For twenty-five years, millions of Americans watched Jack Perkins on NBC News as a correspondent, commentator, and anchorman. People were familiar with his face, his bearing, and his rich, reassuring bass.
Yet at the age of fifty-two and at the height of his career, Jack Perkins left the world of broadcasting and moved with his wife, Mary Jo, to a bare-necessities cabin on an uninhabited island off the coast of Maine. This isolated home they came to call Moosewood was the setting for and the catalyst to Jack and Mary Jo's spiritual awakening. For thirteen years they endured (and learned to enjoy) snowbound winters, shuttling supplies from the mainland, testing themselves and the strength of their marriage, and discovering the rewards and glories of a close-to-nature life. Which is to say, the rewards and glories of a close-to-God life. As far as the public was aware, Jack Perkins had vanished. In fact, he was doing research; not, for a change, about the unknown private life of a movie star or celebrated artist, but about the unknown sides of himself.
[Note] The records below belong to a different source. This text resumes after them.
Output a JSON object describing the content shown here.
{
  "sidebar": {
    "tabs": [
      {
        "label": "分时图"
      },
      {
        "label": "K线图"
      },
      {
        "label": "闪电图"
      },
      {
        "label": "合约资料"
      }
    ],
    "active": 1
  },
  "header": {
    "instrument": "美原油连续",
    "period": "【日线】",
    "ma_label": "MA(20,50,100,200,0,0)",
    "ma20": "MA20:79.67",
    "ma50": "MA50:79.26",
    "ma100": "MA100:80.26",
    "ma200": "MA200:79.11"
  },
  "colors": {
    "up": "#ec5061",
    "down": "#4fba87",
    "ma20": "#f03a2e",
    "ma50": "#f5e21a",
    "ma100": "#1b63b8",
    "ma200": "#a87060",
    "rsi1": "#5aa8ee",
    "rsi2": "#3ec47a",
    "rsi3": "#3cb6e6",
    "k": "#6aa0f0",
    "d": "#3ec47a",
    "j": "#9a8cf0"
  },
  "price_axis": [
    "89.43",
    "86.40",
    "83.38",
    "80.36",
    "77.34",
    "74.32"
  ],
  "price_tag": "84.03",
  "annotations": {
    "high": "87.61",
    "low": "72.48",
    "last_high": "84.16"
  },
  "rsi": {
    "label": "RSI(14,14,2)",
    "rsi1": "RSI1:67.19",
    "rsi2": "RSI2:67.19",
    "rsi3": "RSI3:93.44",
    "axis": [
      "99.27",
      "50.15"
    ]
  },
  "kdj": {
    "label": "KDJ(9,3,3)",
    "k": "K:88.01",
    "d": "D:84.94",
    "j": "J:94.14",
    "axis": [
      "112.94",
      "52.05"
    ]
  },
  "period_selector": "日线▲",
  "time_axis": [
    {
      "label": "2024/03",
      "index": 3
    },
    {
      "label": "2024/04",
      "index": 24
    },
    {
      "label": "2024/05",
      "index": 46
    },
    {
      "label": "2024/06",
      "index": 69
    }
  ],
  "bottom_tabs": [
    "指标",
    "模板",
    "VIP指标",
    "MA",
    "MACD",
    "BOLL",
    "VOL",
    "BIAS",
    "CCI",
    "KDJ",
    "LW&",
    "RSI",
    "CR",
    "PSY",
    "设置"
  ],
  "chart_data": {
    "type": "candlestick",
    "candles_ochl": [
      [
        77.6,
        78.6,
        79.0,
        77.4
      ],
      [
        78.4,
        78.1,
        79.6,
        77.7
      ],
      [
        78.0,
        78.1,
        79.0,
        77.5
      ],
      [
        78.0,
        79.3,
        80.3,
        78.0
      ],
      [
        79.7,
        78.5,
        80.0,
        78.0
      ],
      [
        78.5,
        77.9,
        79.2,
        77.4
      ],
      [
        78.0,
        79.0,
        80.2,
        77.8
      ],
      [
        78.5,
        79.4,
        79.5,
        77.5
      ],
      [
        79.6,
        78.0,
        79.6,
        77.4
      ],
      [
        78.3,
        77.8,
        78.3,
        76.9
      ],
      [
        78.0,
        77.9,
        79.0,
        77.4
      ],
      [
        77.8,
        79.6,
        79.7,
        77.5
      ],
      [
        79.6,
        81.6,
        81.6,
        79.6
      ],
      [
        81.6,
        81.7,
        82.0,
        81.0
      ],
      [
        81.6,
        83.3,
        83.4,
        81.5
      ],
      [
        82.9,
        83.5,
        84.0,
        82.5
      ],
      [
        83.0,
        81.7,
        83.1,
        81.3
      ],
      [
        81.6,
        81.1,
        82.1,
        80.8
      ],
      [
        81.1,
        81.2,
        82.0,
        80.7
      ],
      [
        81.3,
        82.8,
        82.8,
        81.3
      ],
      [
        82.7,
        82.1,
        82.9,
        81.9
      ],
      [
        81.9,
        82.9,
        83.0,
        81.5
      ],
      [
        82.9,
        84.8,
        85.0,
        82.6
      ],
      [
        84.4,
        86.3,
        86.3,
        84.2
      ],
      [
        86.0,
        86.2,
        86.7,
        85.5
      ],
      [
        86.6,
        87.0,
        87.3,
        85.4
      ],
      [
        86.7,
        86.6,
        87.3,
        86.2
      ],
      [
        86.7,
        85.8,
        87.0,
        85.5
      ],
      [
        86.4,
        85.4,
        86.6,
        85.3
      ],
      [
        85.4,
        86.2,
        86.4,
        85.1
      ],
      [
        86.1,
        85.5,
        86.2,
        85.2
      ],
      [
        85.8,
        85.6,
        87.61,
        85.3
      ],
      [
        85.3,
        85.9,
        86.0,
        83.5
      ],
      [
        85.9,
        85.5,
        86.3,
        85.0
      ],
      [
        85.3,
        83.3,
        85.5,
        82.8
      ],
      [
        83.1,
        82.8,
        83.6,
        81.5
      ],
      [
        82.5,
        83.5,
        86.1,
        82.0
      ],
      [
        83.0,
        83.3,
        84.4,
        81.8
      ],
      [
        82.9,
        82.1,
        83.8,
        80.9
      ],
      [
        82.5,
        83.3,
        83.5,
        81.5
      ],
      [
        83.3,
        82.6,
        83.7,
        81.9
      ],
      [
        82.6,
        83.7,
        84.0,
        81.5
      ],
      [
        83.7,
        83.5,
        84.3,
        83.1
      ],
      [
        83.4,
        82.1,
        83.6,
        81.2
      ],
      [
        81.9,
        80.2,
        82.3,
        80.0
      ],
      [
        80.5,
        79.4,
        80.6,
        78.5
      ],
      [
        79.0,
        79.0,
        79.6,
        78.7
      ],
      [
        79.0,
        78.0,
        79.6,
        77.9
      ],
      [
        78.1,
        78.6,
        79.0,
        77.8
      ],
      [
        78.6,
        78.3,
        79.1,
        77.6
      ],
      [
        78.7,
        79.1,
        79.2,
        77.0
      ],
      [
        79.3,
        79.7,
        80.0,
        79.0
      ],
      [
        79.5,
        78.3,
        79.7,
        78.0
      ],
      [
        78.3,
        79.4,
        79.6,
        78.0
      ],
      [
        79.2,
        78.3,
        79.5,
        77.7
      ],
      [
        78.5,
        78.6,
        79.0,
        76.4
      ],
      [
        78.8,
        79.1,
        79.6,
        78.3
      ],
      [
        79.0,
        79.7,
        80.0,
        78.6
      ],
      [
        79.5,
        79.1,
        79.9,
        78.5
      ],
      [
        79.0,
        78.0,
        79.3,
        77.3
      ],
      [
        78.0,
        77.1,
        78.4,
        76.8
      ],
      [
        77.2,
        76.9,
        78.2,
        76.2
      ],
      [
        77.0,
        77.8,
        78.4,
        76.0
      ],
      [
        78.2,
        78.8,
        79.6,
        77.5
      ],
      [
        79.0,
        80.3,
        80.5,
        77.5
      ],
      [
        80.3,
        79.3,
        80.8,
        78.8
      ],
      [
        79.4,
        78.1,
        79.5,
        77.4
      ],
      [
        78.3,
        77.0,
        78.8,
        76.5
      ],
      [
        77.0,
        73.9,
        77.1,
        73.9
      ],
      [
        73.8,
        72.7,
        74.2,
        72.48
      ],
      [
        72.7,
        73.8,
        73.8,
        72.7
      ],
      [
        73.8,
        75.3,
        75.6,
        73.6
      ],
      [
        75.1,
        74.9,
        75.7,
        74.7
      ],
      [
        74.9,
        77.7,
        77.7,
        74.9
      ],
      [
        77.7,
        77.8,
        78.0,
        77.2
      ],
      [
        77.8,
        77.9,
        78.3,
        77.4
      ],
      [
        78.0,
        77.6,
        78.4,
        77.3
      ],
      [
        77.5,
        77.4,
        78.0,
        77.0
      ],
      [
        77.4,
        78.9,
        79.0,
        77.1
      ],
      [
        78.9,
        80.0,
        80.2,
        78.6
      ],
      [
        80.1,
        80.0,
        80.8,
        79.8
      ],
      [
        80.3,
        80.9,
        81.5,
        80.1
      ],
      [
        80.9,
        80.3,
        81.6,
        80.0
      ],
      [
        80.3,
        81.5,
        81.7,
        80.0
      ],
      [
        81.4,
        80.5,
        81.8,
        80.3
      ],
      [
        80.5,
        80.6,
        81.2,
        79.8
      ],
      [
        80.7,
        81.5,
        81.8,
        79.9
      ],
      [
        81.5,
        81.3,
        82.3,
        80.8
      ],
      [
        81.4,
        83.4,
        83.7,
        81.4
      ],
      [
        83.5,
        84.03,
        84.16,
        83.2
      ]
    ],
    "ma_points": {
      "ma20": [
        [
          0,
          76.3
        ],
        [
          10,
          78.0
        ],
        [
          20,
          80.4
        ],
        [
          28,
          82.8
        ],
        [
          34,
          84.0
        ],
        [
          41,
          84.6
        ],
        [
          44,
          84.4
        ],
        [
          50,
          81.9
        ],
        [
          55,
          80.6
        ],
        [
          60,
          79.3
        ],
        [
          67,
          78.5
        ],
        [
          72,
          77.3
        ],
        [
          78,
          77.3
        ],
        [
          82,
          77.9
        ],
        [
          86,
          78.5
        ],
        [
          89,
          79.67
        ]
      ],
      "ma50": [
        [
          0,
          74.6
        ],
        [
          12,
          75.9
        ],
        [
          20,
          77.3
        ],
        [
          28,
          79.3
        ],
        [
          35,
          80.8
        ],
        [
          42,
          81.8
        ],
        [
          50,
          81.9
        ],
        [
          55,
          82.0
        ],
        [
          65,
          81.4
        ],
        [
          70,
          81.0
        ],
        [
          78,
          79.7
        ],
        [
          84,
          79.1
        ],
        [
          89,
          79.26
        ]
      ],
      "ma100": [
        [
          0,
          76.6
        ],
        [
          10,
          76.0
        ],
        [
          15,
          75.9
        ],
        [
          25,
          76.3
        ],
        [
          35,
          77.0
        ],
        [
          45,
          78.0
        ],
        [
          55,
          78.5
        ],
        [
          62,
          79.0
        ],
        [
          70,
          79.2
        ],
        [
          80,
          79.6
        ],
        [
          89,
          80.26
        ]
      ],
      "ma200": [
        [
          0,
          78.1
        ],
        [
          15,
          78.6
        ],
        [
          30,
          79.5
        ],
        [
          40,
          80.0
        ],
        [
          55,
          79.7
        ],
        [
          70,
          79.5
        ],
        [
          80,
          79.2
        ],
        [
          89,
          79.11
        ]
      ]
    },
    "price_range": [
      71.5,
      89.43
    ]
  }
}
Jack's personal account in Finding Moosewood, Finding God tells a relatable story of one man drawn to cast off a shallow and unsatisfying lifestyle in order to seek out a deeper, more meaningful and spiritual life. Within the course of explaining how their lives were blessedly transformed especially during the cycle of their first year of island living, Jack draws in stories from his long career in an impressionistic, associative way that invites the reader to connect the dots. One finds—as he finally did—that there'd been many hints along the way of a greater plan at work. This rich memoir also contains a photo insert.